Promesse de bonheur

Une fête réu­nis­sait tous mes amis, jusqu’aux plus anciens, cama­rades de jeu et d’é­cole. Comme je déam­bu­lais par­mi eux, je remar­quais en out­re des voisins, et d’abord ce cou­ple de paysans aux habits frustes. Les car­ac­tères des uns et des autres m’ap­pa­rais­saient avec net­teté, mais à la vue de cette galerie je ressen­tais un grand ennui ne sachant pourquoi, depuis le temps que je me tenais à l’é­cart de la société, j’avais soudain accep­té d’or­gan­is­er cette soirée. Cepen­dant, je m’ac­quit­tais de ma tâche d’hôte, veil­lant à ce que cha­cun, selon son bon plaisir, puisse boire, échang­er, dormir, se promen­er, faire du sport ou vom­ir. Je m’ar­rê­tais devant K. Assis sur la ban­quette d’un com­par­ti­ment lui fai­saient face les deux paysans. “Mon dieu, me dis­ais-je, s’ils ne trou­vent rien à dire à ce mal­heureux K. qui est le plus sim­ple de mes amis, qu’en sera-t-il des autres?” Et, plus ennuyé encore, je me réjouis­sais du moment où tous par­ti­raient, dis­paraî­traient pour ne plus reparaître. Comme s’ils avaient com­pris, tous emprun­taient à la queue-leu-leu un pont naturel en forme d’arche con­duisant à tra­vers le ciel sur la place d’un vil­lage de mon­tagne entouré de granges et de chalets où la vie s’é­coulait selon la tra­di­tion et je mar­chais à leur suite, pris de ver­tige mais fasciné .

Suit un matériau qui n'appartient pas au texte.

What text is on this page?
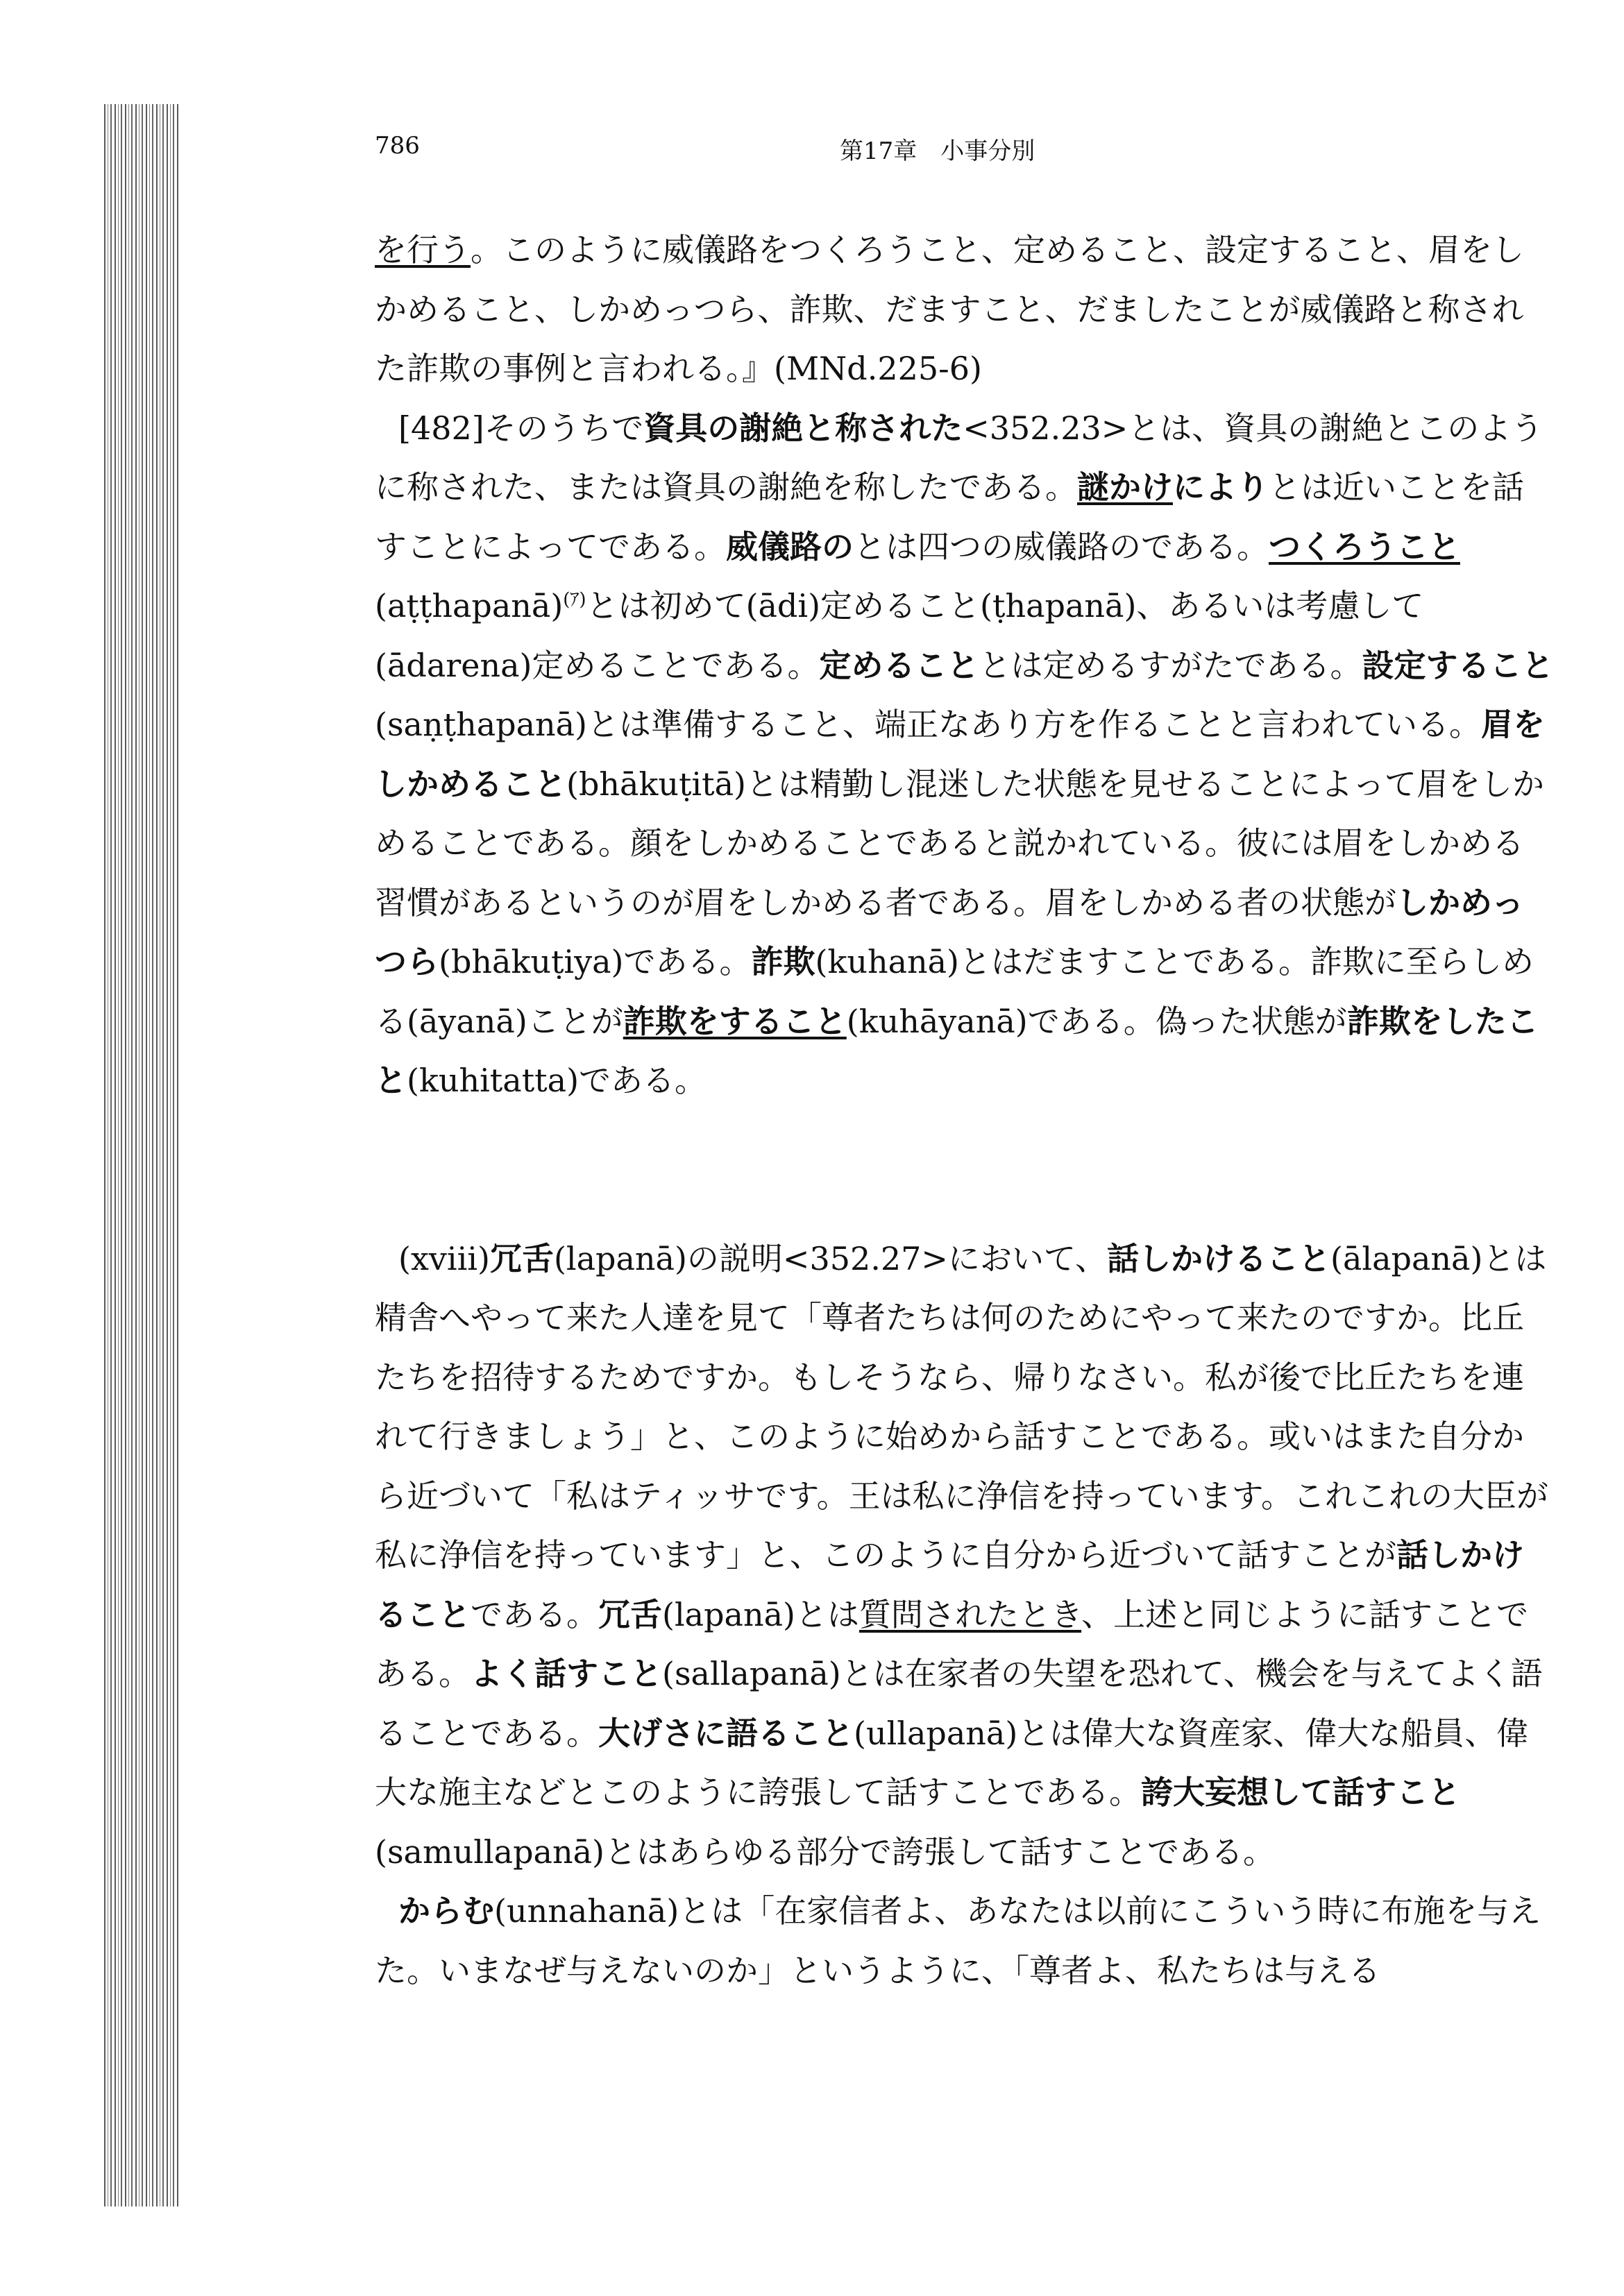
786	第17章　小事分別

を行う。このように威儀路をつくろうこと、定めること、設定すること、眉をしかめること、しかめっつら、詐欺、だますこと、だましたことが威儀路と称された詐欺の事例と言われる。』(MNd.225-6)

[482]そのうちで資具の謝絶と称された<352.23>とは、資具の謝絶とこのように称された、または資具の謝絶を称したである。謎かけによりとは近いことを話すことによってである。威儀路のとは四つの威儀路のである。つくろうこと(aṭṭhapanā)$^{(ｱ)}$とは初めて(ādi)定めること(ṭhapanā)、あるいは考慮して(ādarena)定めることである。定めることとは定めるすがたである。設定すること(saṇṭhapanā)とは準備すること、端正なあり方を作ることと言われている。眉をしかめること(bhākuṭitā)とは精勤し混迷した状態を見せることによって眉をしかめることである。顔をしかめることであると説かれている。彼には眉をしかめる習慣があるというのが眉をしかめる者である。眉をしかめる者の状態がしかめっつら(bhākuṭiya)である。詐欺(kuhanā)とはだますことである。詐欺に至らしめる(āyanā)ことが詐欺をすること(kuhāyanā)である。偽った状態が詐欺をしたこと(kuhitatta)である。

(xviii)冗舌(lapanā)の説明<352.27>において、話しかけること(ālapanā)とは精舎へやって来た人達を見て「尊者たちは何のためにやって来たのですか。比丘たちを招待するためですか。もしそうなら、帰りなさい。私が後で比丘たちを連れて行きましょう」と、このように始めから話すことである。或いはまた自分から近づいて「私はティッサです。王は私に浄信を持っています。これこれの大臣が私に浄信を持っています」と、このように自分から近づいて話すことが話しかけることである。冗舌(lapanā)とは質問されたとき、上述と同じように話すことである。よく話すこと(sallapanā)とは在家者の失望を恐れて、機会を与えてよく語ることである。大げさに語ること(ullapanā)とは偉大な資産家、偉大な船員、偉大な施主などとこのように誇張して話すことである。誇大妄想して話すこと(samullapanā)とはあらゆる部分で誇張して話すことである。

からむ(unnahanā)とは「在家信者よ、あなたは以前にこういう時に布施を与えた。いまなぜ与えないのか」というように、「尊者よ、私たちは与える
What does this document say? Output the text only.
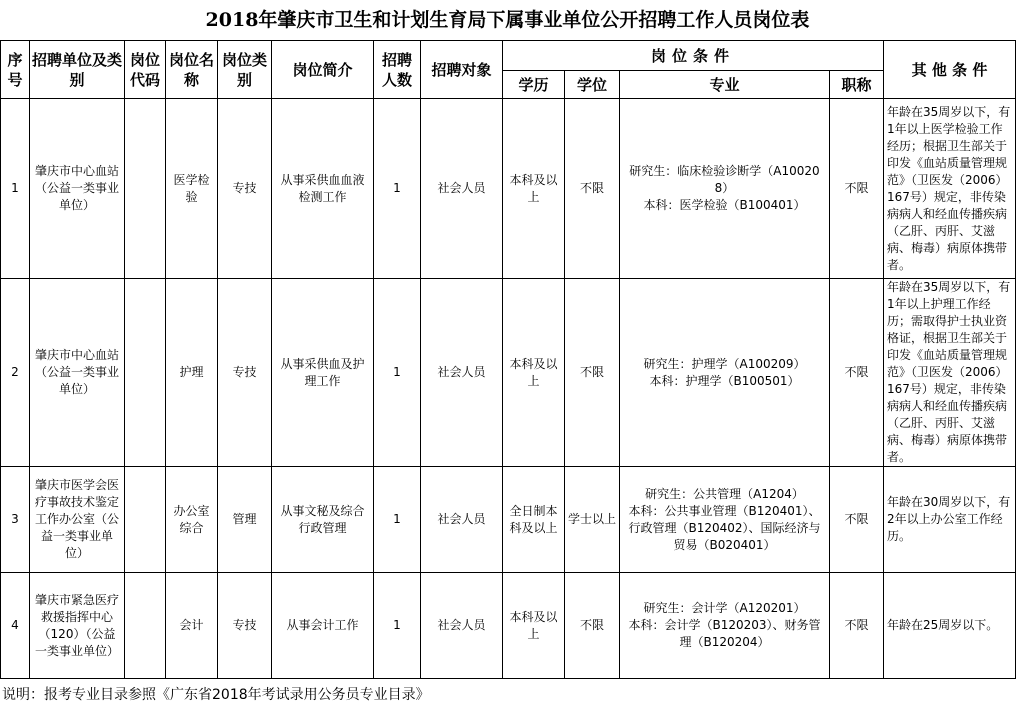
2018年肇庆市卫生和计划生育局下属事业单位公开招聘工作人员岗位表
序号	招聘单位及类别	岗位代码	岗位名称	岗位类别	岗位简介	招聘人数	招聘对象	岗位条件				其 他 条 件
								学历	学位	专业	职称	
1	肇庆市中心血站（公益一类事业单位）		医学检验	专技	从事采供血血液检测工作	1	社会人员	本科及以上	不限	研究生：临床检验诊断学（A100208）
本科：医学检验（B100401）	不限	年龄在35周岁以下，有1年以上医学检验工作经历；根据卫生部关于印发《血站质量管理规范》（卫医发（2006）167号）规定，非传染病病人和经血传播疾病（乙肝、丙肝、艾滋病、梅毒）病原体携带者。
2	肇庆市中心血站（公益一类事业单位）		护理	专技	从事采供血及护理工作	1	社会人员	本科及以上	不限	研究生：护理学（A100209）
本科：护理学（B100501）	不限	年龄在35周岁以下，有1年以上护理工作经历；需取得护士执业资格证，根据卫生部关于印发《血站质量管理规范》（卫医发（2006）167号）规定，非传染病病人和经血传播疾病（乙肝、丙肝、艾滋病、梅毒）病原体携带者。
3	肇庆市医学会医疗事故技术鉴定工作办公室（公益一类事业单位）		办公室综合	管理	从事文秘及综合行政管理	1	社会人员	全日制本科及以上	学士以上	研究生：公共管理（A1204）
本科：公共事业管理（B120401）、行政管理（B120402）、国际经济与贸易（B020401）	不限	年龄在30周岁以下，有2年以上办公室工作经历。
4	肇庆市紧急医疗救援指挥中心（120）（公益一类事业单位）		会计	专技	从事会计工作	1	社会人员	本科及以上	不限	研究生：会计学（A120201）
本科：会计学（B120203）、财务管理（B120204）	不限	年龄在25周岁以下。
说明：报考专业目录参照《广东省2018年考试录用公务员专业目录》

Le lende­main, je lis Depuis Sils-Maria d’Adorno: “Depuis les hau­teurs, les vil­lages ont l’air mobiles, sans fon­da­tions, comme posés là par une main légère. Il ne émane une promesse de bon­heur sem­blable à celle du jou­et qui éveille des fan­tasmes de géant: on pour­rait en faire ce que l’on veut.”